Dr. Ho: Dr. Avery, I have heard you talk about a similar concept about heterogeneity of the requirement for treatment, for example, in neovascular AMD patients who were treated in the HARBOR trial.1 But still many patients still require frequent injections. Let’s discuss PDS and gene therapy, for which you’ve performed many surgical procedures. If you had both of them available to you and they were both hypothetically durable for 6 months on average, would you offer one over the other? How would you make the treatment choice for your patient?

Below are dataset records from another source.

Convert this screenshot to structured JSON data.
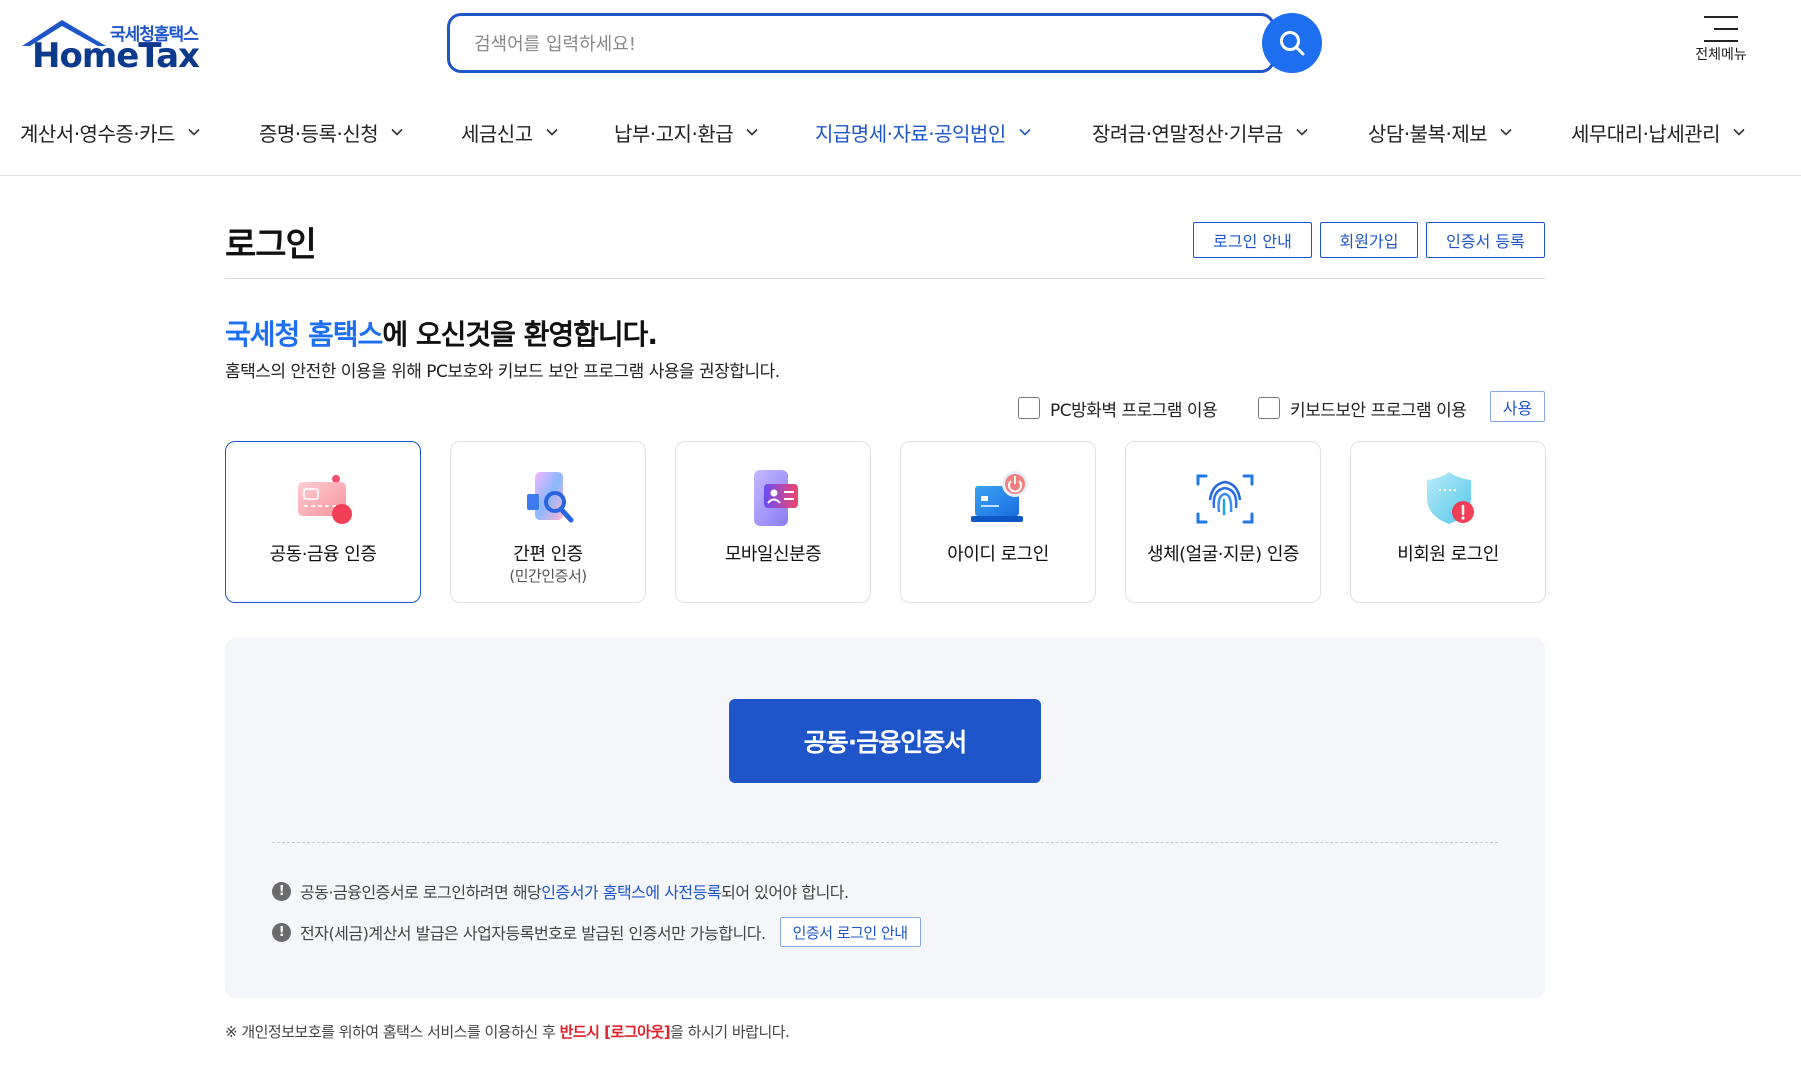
{
  "logo": {
    "sub_text": "국세청홈택스",
    "main_text": "HomeTax"
  },
  "search": {
    "placeholder": "검색어를 입력하세요!",
    "value": ""
  },
  "all_menu": {
    "label": "전체메뉴"
  },
  "gnb": {
    "items": [
      {
        "label": "계산서·영수증·카드",
        "active": false
      },
      {
        "label": "증명·등록·신청",
        "active": false
      },
      {
        "label": "세금신고",
        "active": false
      },
      {
        "label": "납부·고지·환급",
        "active": false
      },
      {
        "label": "지급명세·자료·공익법인",
        "active": true
      },
      {
        "label": "장려금·연말정산·기부금",
        "active": false
      },
      {
        "label": "상담·불복·제보",
        "active": false
      },
      {
        "label": "세무대리·납세관리",
        "active": false
      }
    ]
  },
  "page": {
    "title": "로그인",
    "buttons": {
      "login_guide": "로그인 안내",
      "signup": "회원가입",
      "cert_register": "인증서 등록"
    }
  },
  "welcome": {
    "highlight": "국세청 홈택스",
    "rest": "에 오신것을 환영합니다.",
    "recommend": "홈택스의 안전한 이용을 위해 PC보호와 키보드 보안 프로그램 사용을 권장합니다."
  },
  "security": {
    "firewall_label": "PC방화벽 프로그램 이용",
    "firewall_checked": false,
    "keyboard_label": "키보드보안 프로그램 이용",
    "keyboard_checked": false,
    "use_button": "사용"
  },
  "login_methods": [
    {
      "label": "공동·금융 인증",
      "sub": "",
      "icon": "certificate-card-icon",
      "active": true
    },
    {
      "label": "간편 인증",
      "sub": "(민간인증서)",
      "icon": "simple-auth-phone-icon",
      "active": false
    },
    {
      "label": "모바일신분증",
      "sub": "",
      "icon": "mobile-id-icon",
      "active": false
    },
    {
      "label": "아이디 로그인",
      "sub": "",
      "icon": "laptop-power-icon",
      "active": false
    },
    {
      "label": "생체(얼굴·지문) 인증",
      "sub": "",
      "icon": "fingerprint-icon",
      "active": false
    },
    {
      "label": "비회원 로그인",
      "sub": "",
      "icon": "shield-alert-icon",
      "active": false
    }
  ],
  "panel": {
    "main_button": "공동·금융인증서",
    "note1_pre": "공동·금융인증서로 로그인하려면 해당 ",
    "note1_link": "인증서가 홈택스에 사전등록",
    "note1_post": "되어 있어야 합니다.",
    "note2": "전자(세금)계산서 발급은 사업자등록번호로 발급된 인증서만 가능합니다.",
    "note2_button": "인증서 로그인 안내"
  },
  "footer": {
    "pre": "※ 개인정보보호를 위하여 홈택스 서비스를 이용하신 후 ",
    "warn": "반드시 [로그아웃]",
    "post": "을 하시기 바랍니다."
  },
  "colors": {
    "brand": "#1e56c9",
    "accent": "#1e6ef0",
    "warn": "#e0202a",
    "panel_bg": "#f4f6fa"
  }
}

Dr. Avery: I think they are similar in that, hopefully, they will greatly reduce treatment burden for our patients. However, they’re very different in what we might expect for duration of effect. It is possible that gene therapy may last for years, or even indefinitely, whereas we know that the PDS is likely to run out over time.2 The HARBOR trial you mentioned is a great example of that variability in an individual patient’s need for treatment; in that trial, there was a complete spread from patients needing just 1 or 2 injections over 2 years, to some needing an injection every month. Depending on the patient, you may need to be refilling the PDS more frequently than 6 months. In a gene therapy patient, you may still need to supplement the gene product with additional intravitreal injections, but this would likely only be necessary in the very severe patients and would still likely reduce the treatment burden in this very difficult group. On the other hand, the average patient will probably have a dramatic reduction in treatment burden with either treatment.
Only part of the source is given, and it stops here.